AIBU to perhaps talk to her DH to see if any of the information I've been given is true? I could talk to another relative but would be worried she would be a bull in a china shop with the information I give her (detailed above).

OP posts:
Andro · 01/12/2013 18:14

AgentZigzag - 18 months is a log time for a parent to be emotionally checked out! Quite honestly it isn't the place of either of the 2 eldest to taking a parental/supervisory role...it's the parents' job and one isn't 'there' even when she's physically present. If the alternatives are therapy and/or or appropriate meds then no I don't think it's better than the alternative.

diaimchlo · 01/12/2013 18:31

Exactly revivingshower you have posted what I was thinking.
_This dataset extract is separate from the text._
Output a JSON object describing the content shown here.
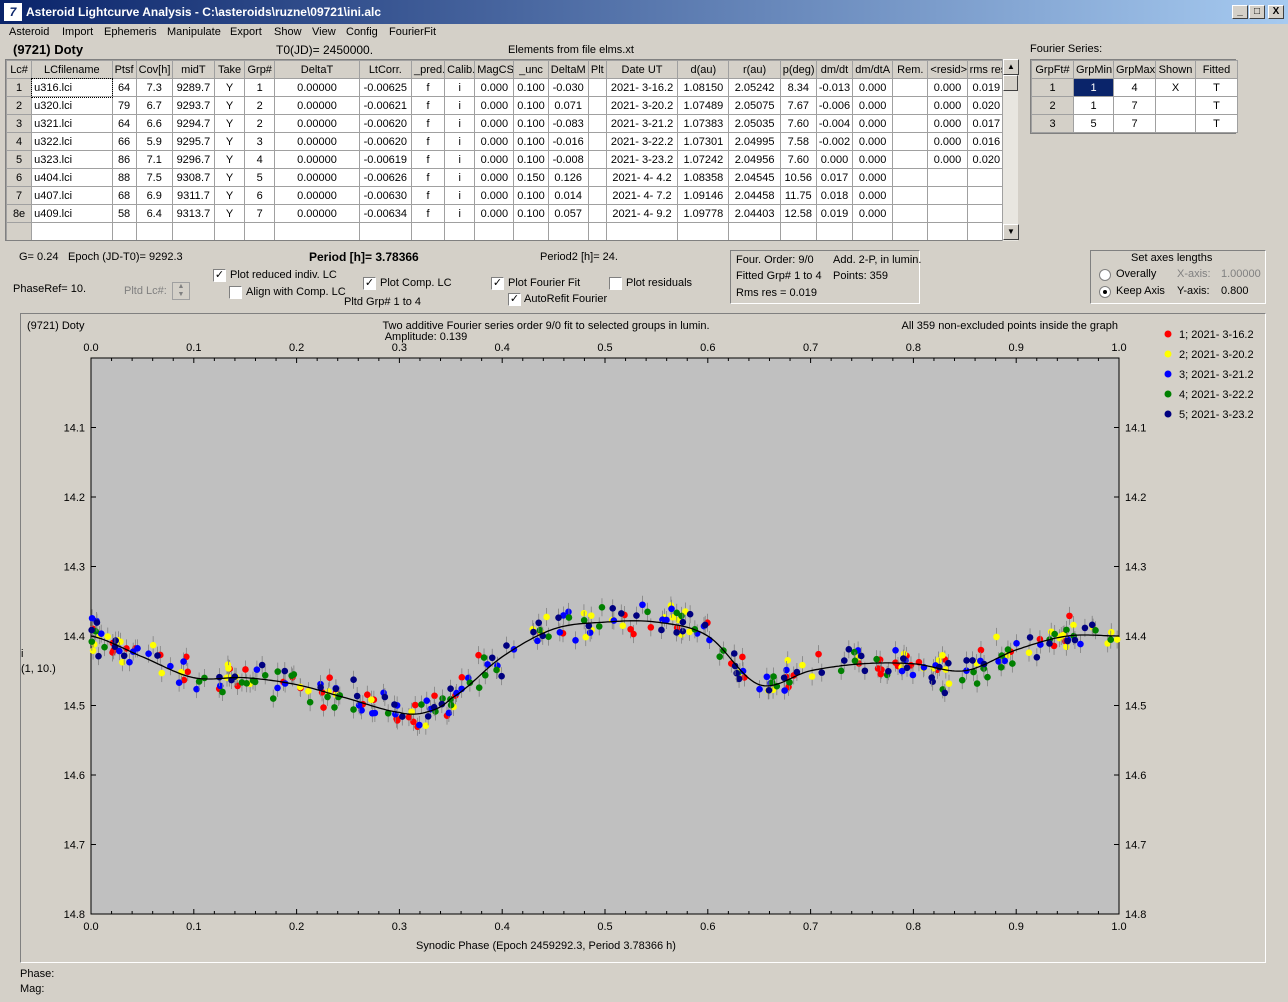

CBT definitely sounds a likely avenue to go down but before that can happen she has to admit that she has a problem and be referred, which can take over a year in some areas. IMHO the reading is her sanctuary and she is not fully aware that she is emotionally neglecting her DCs.

I would chat to her DH and voice your concerns in a supportive way and hopefully you could work together to give the support she needs.

AgentZigzag · 01/12/2013 19:09

You're probably right Andro, I'm only saying what came to mind when I read the OP.

It just doesn't sound like she's checked out of her children's lives to me, she's found an effective technique for dealing with the anxieties her illness drum up. That's such a great thing IMO.

Of course there's a risk of this causing long term problems for the children, but is that more of a risk than any other parenting decision people with MH problems have to take?

Does that mean that single parents where the one parent doesn't see the children can't meet the needs of their children in other ways?

They're doing the best they can for their children, it might not be what other people looking in from the outside would choose to do, but the people looking in have different (emotional?) resources to draw on.

AgentZigzag · 01/12/2013 19:11

Unless it was a situation where someone was possibly in danger, if someone discussed me in that way with my DH I would be incredibly annoyed.